Running our spring boot application takes 2-3 minutes to boot. Bulk of the time was spent on connecting to different servers via Spring Cloud Consul Discovery Client.
I'm looking for a way to cache service discovery in a separate application like in the following diagram:
+----------------------+ +----------------------+
| | | |
| Target Server | | Consul Server |
| | | |
+-----------^----------+ +-----------^----------+
|(3) |(2)
| |
+----------------------+ +----------------------+
| |(1) | |
| Application |---> | Consul Client Cache |
| | | |
+----------------------+ +----------------------+
- Application queries consul client cache instead consul server directly to retrieve the network address of the target server.
- Consul Client Cache is a standalone application where it loads and caches the IP addresses of the services registered in consul server.
- Application connects to target server.
At the top of my mind, I believe this is possible by:
- Writing a spring boot application of consul client cache wherein it caches the services registered in consul server and serves them to the application upon request.
- Intercept the HTTP requests of application and re-route to consul client cache server.

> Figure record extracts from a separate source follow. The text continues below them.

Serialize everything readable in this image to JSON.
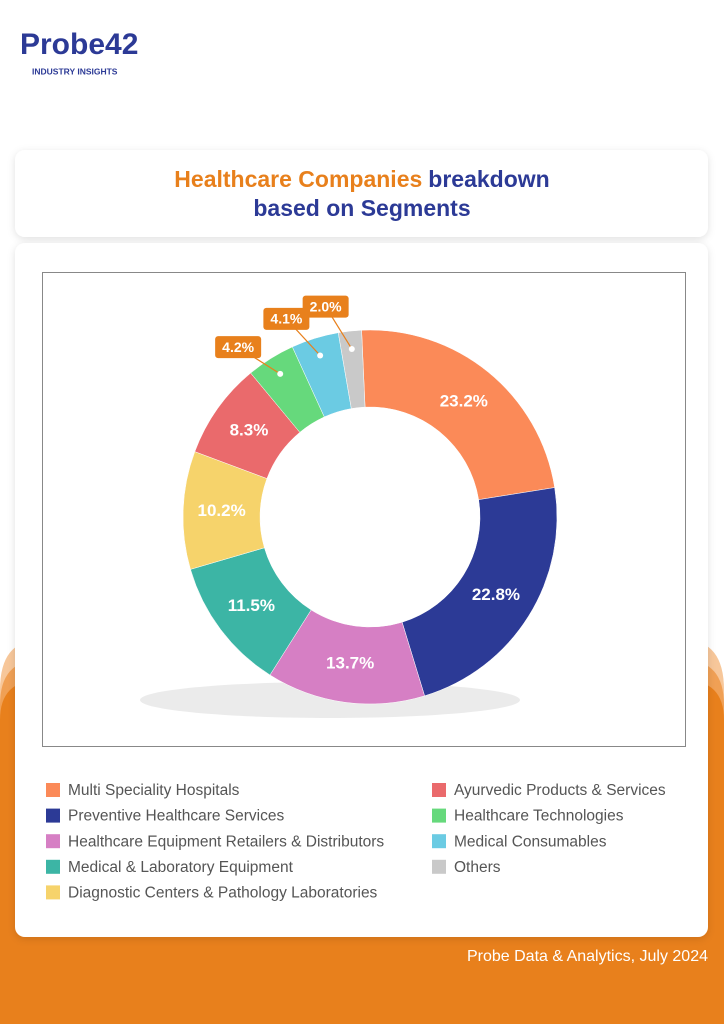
{
  "header": {
    "logo": "Probe42",
    "tagline": "INDUSTRY INSIGHTS"
  },
  "chart_data": {
    "type": "donut",
    "title": [
      "Healthcare Companies",
      "breakdown",
      "based on Segments"
    ],
    "categories": [
      "Multi Speciality Hospitals",
      "Preventive Healthcare Services",
      "Healthcare Equipment Retailers & Distributors",
      "Medical & Laboratory Equipment",
      "Diagnostic Centers & Pathology Laboratories",
      "Ayurvedic Products & Services",
      "Healthcare Technologies",
      "Medical Consumables",
      "Others"
    ],
    "values": [
      23.2,
      22.8,
      13.7,
      11.5,
      10.2,
      8.3,
      4.2,
      4.1,
      2.0
    ],
    "value_labels": [
      "23.2%",
      "22.8%",
      "13.7%",
      "11.5%",
      "10.2%",
      "8.3%",
      "4.2%",
      "4.1%",
      "2.0%"
    ],
    "colors": [
      "#fb8a58",
      "#2c3a96",
      "#d67fc4",
      "#3cb5a5",
      "#f6d36b",
      "#ea6a6c",
      "#66d97c",
      "#6bcbe3",
      "#c9c9c9"
    ]
  },
  "footer": {
    "source": "Probe Data & Analytics, July 2024"
  }
}
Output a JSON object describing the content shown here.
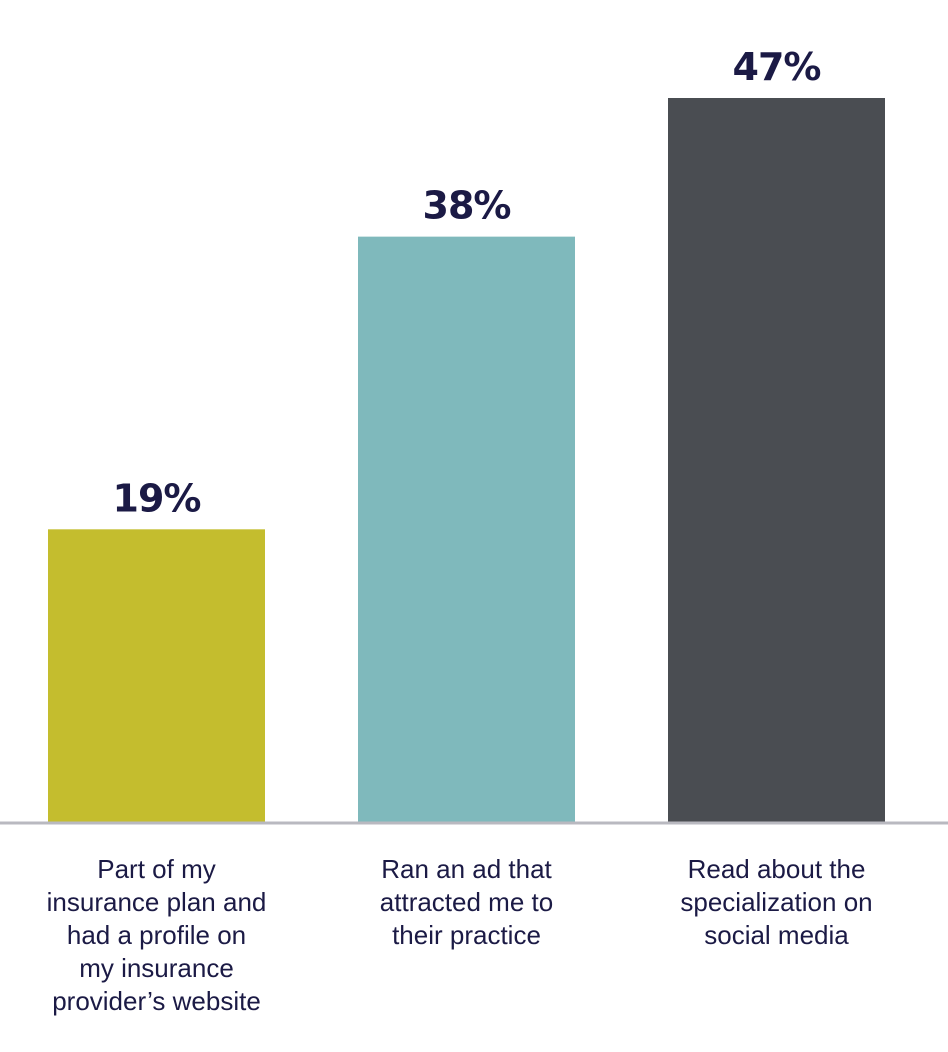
{
  "chart_data": {
    "type": "bar",
    "categories": [
      [
        "Part of my",
        "insurance plan and",
        "had a profile on",
        "my insurance",
        "provider’s website"
      ],
      [
        "Ran an ad that",
        "attracted me to",
        "their practice"
      ],
      [
        "Read about the",
        "specialization on",
        "social media"
      ]
    ],
    "values": [
      19,
      38,
      47
    ],
    "value_labels": [
      "19%",
      "38%",
      "47%"
    ],
    "unit": "%",
    "ylim": [
      0,
      47
    ],
    "grid": false,
    "bar_colors": [
      "#c4bd2e",
      "#7fb9bc",
      "#4a4d52"
    ],
    "value_label_color": "#1b1a45",
    "category_label_color": "#1b1a45",
    "axis_color": "#b9b9c0"
  }
}
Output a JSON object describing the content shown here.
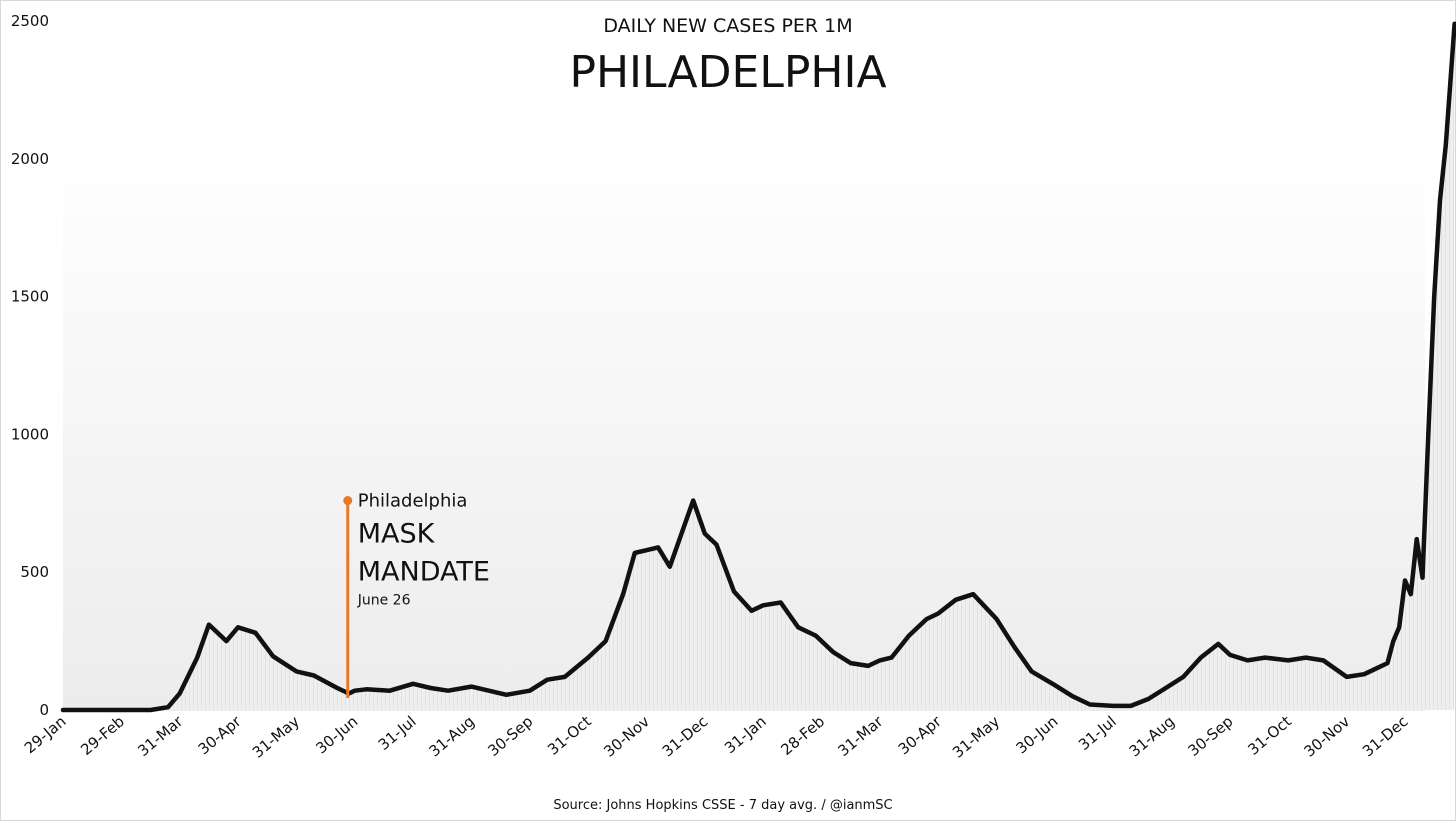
{
  "chart_data": {
    "type": "line",
    "title": "PHILADELPHIA",
    "subtitle": "DAILY NEW CASES PER 1M",
    "source": "Source: Johns Hopkins CSSE - 7 day avg. / @ianmSC",
    "xlabel": "",
    "ylabel": "",
    "ylim": [
      0,
      2500
    ],
    "yticks": [
      "0",
      "500",
      "1000",
      "1500",
      "2000",
      "2500"
    ],
    "x_tick_labels": [
      "29-Jan",
      "29-Feb",
      "31-Mar",
      "30-Apr",
      "31-May",
      "30-Jun",
      "31-Jul",
      "31-Aug",
      "30-Sep",
      "31-Oct",
      "30-Nov",
      "31-Dec",
      "31-Jan",
      "28-Feb",
      "31-Mar",
      "30-Apr",
      "31-May",
      "30-Jun",
      "31-Jul",
      "31-Aug",
      "30-Sep",
      "31-Oct",
      "30-Nov",
      "31-Dec"
    ],
    "grid": false,
    "legend": "none",
    "colors": {
      "line": "#111111",
      "fill": "#e6e6e6",
      "annotation": "#e8792b"
    },
    "series": [
      {
        "x_index": [
          0,
          1,
          1.5,
          1.8,
          2.0,
          2.3,
          2.5,
          2.8,
          3.0,
          3.3,
          3.6,
          4.0,
          4.3,
          4.7,
          4.9,
          5.0,
          5.2,
          5.6,
          6.0,
          6.3,
          6.6,
          7.0,
          7.3,
          7.6,
          8.0,
          8.3,
          8.6,
          9.0,
          9.3,
          9.6,
          9.8,
          10.0,
          10.2,
          10.4,
          10.6,
          10.8,
          11.0,
          11.2,
          11.5,
          11.8,
          12.0,
          12.3,
          12.6,
          12.9,
          13.2,
          13.5,
          13.8,
          14.0,
          14.2,
          14.5,
          14.8,
          15.0,
          15.3,
          15.6,
          16.0,
          16.3,
          16.6,
          17.0,
          17.3,
          17.6,
          18.0,
          18.3,
          18.6,
          18.9,
          19.2,
          19.5,
          19.8,
          20.0,
          20.3,
          20.6,
          21.0,
          21.3,
          21.6,
          22.0,
          22.3,
          22.5,
          22.7,
          22.8,
          22.9,
          23.0,
          23.1,
          23.2,
          23.3,
          23.4,
          23.5,
          23.6,
          23.7,
          23.85
        ],
        "values": [
          0,
          0,
          0,
          10,
          60,
          190,
          310,
          250,
          300,
          280,
          195,
          140,
          125,
          80,
          60,
          70,
          75,
          70,
          95,
          80,
          70,
          85,
          70,
          55,
          70,
          110,
          120,
          190,
          250,
          420,
          570,
          580,
          590,
          520,
          640,
          760,
          640,
          600,
          430,
          360,
          380,
          390,
          300,
          270,
          210,
          170,
          160,
          180,
          190,
          270,
          330,
          350,
          400,
          420,
          330,
          230,
          140,
          90,
          50,
          20,
          15,
          15,
          40,
          80,
          120,
          190,
          240,
          200,
          180,
          190,
          180,
          190,
          180,
          120,
          130,
          150,
          170,
          250,
          300,
          470,
          420,
          620,
          480,
          1000,
          1500,
          1850,
          2050,
          2490
        ]
      }
    ],
    "annotation": {
      "label_city": "Philadelphia",
      "label_line1": "MASK",
      "label_line2": "MANDATE",
      "label_date": "June 26",
      "x_index": 4.88,
      "value": 760
    }
  }
}
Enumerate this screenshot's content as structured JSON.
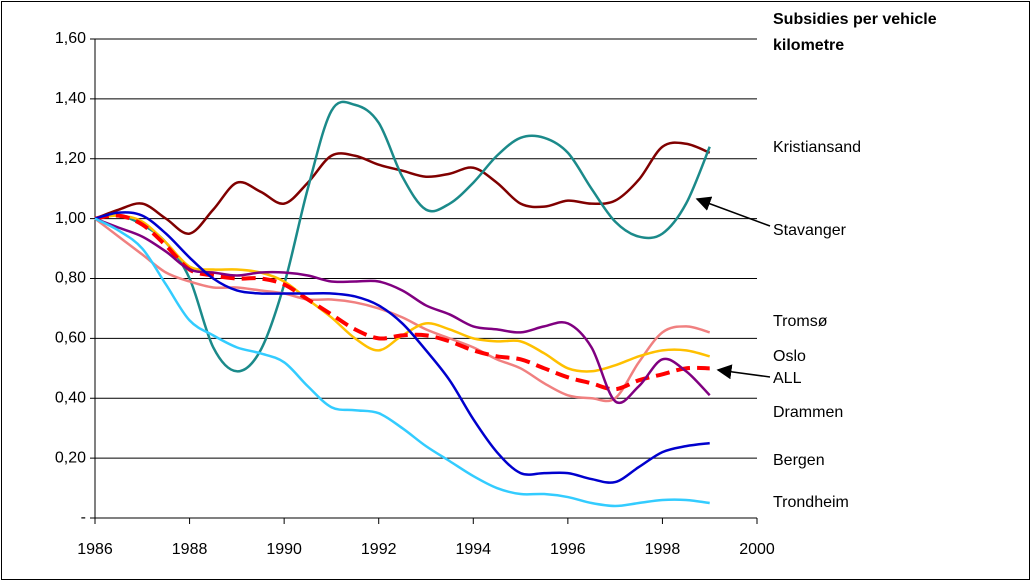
{
  "chart_data": {
    "type": "line",
    "title": "Subsidies per vehicle kilometre",
    "x": [
      1986,
      1986.5,
      1987,
      1987.5,
      1988,
      1988.5,
      1989,
      1989.5,
      1990,
      1990.5,
      1991,
      1991.5,
      1992,
      1992.5,
      1993,
      1993.5,
      1994,
      1994.5,
      1995,
      1995.5,
      1996,
      1996.5,
      1997,
      1997.5,
      1998,
      1998.5,
      1999
    ],
    "xlim": [
      1986,
      2000
    ],
    "xticks": [
      1986,
      1988,
      1990,
      1992,
      1994,
      1996,
      1998,
      2000
    ],
    "ylim": [
      0,
      1.6
    ],
    "yticks": [
      {
        "value": 0,
        "label": "-"
      },
      {
        "value": 0.2,
        "label": "0,20"
      },
      {
        "value": 0.4,
        "label": "0,40"
      },
      {
        "value": 0.6,
        "label": "0,60"
      },
      {
        "value": 0.8,
        "label": "0,80"
      },
      {
        "value": 1.0,
        "label": "1,00"
      },
      {
        "value": 1.2,
        "label": "1,20"
      },
      {
        "value": 1.4,
        "label": "1,40"
      },
      {
        "value": 1.6,
        "label": "1,60"
      }
    ],
    "grid": true,
    "series": [
      {
        "name": "Kristiansand",
        "color": "#800000",
        "values": [
          1.0,
          1.03,
          1.05,
          1.0,
          0.95,
          1.03,
          1.12,
          1.09,
          1.05,
          1.12,
          1.21,
          1.21,
          1.18,
          1.16,
          1.14,
          1.15,
          1.17,
          1.12,
          1.05,
          1.04,
          1.06,
          1.05,
          1.06,
          1.13,
          1.24,
          1.25,
          1.22
        ]
      },
      {
        "name": "Stavanger",
        "color": "#1b8a8a",
        "values": [
          1.0,
          1.01,
          0.98,
          0.92,
          0.8,
          0.57,
          0.49,
          0.56,
          0.78,
          1.1,
          1.36,
          1.38,
          1.32,
          1.14,
          1.03,
          1.05,
          1.12,
          1.21,
          1.27,
          1.27,
          1.22,
          1.1,
          0.99,
          0.94,
          0.95,
          1.05,
          1.24
        ]
      },
      {
        "name": "Tromsø",
        "color": "#f08080",
        "values": [
          1.0,
          0.94,
          0.88,
          0.82,
          0.79,
          0.77,
          0.77,
          0.76,
          0.75,
          0.73,
          0.73,
          0.72,
          0.7,
          0.67,
          0.63,
          0.6,
          0.57,
          0.53,
          0.5,
          0.45,
          0.41,
          0.4,
          0.4,
          0.52,
          0.62,
          0.64,
          0.62
        ]
      },
      {
        "name": "Oslo",
        "color": "#ffc000",
        "values": [
          1.0,
          1.01,
          0.99,
          0.92,
          0.84,
          0.83,
          0.83,
          0.82,
          0.79,
          0.73,
          0.67,
          0.6,
          0.56,
          0.61,
          0.65,
          0.63,
          0.6,
          0.59,
          0.59,
          0.55,
          0.5,
          0.49,
          0.51,
          0.54,
          0.56,
          0.56,
          0.54
        ]
      },
      {
        "name": "ALL",
        "color": "#ff0000",
        "dashed": true,
        "values": [
          1.0,
          1.01,
          0.98,
          0.91,
          0.83,
          0.81,
          0.8,
          0.8,
          0.78,
          0.73,
          0.68,
          0.63,
          0.6,
          0.61,
          0.61,
          0.59,
          0.56,
          0.54,
          0.53,
          0.5,
          0.47,
          0.45,
          0.43,
          0.46,
          0.48,
          0.5,
          0.5
        ]
      },
      {
        "name": "Drammen",
        "color": "#800080",
        "values": [
          1.0,
          0.97,
          0.94,
          0.89,
          0.83,
          0.82,
          0.81,
          0.82,
          0.82,
          0.81,
          0.79,
          0.79,
          0.79,
          0.76,
          0.71,
          0.68,
          0.64,
          0.63,
          0.62,
          0.64,
          0.65,
          0.57,
          0.39,
          0.44,
          0.53,
          0.49,
          0.41
        ]
      },
      {
        "name": "Bergen",
        "color": "#0000cd",
        "values": [
          1.0,
          1.02,
          1.01,
          0.95,
          0.87,
          0.8,
          0.76,
          0.75,
          0.75,
          0.75,
          0.75,
          0.74,
          0.71,
          0.65,
          0.56,
          0.46,
          0.33,
          0.22,
          0.15,
          0.15,
          0.15,
          0.13,
          0.12,
          0.17,
          0.22,
          0.24,
          0.25
        ]
      },
      {
        "name": "Trondheim",
        "color": "#33ccff",
        "values": [
          1.0,
          0.96,
          0.9,
          0.78,
          0.66,
          0.61,
          0.57,
          0.55,
          0.52,
          0.44,
          0.37,
          0.36,
          0.35,
          0.3,
          0.24,
          0.19,
          0.14,
          0.1,
          0.08,
          0.08,
          0.07,
          0.05,
          0.04,
          0.05,
          0.06,
          0.06,
          0.05
        ]
      }
    ]
  }
}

But this seems a generic problem so I'm hoping there is already a ready-made solution out there.
Anyone has ideas?
Spring actuator from here provides a refresh endpoint that can dynamically reload application properties in runtime.
You can define a "ManagedResource" that has a scope refresh bean.
You don't need to intercept anything, just make the application talk only to the Consul server. Then the consul server can decide whether a certain property should be fetched from the cache or not. I Used Netflix's Eureka in the past to manage the application properties of multiple spring boot apps, but it seems HashiCorp's Consul server is a fully functional replacement of Eureka.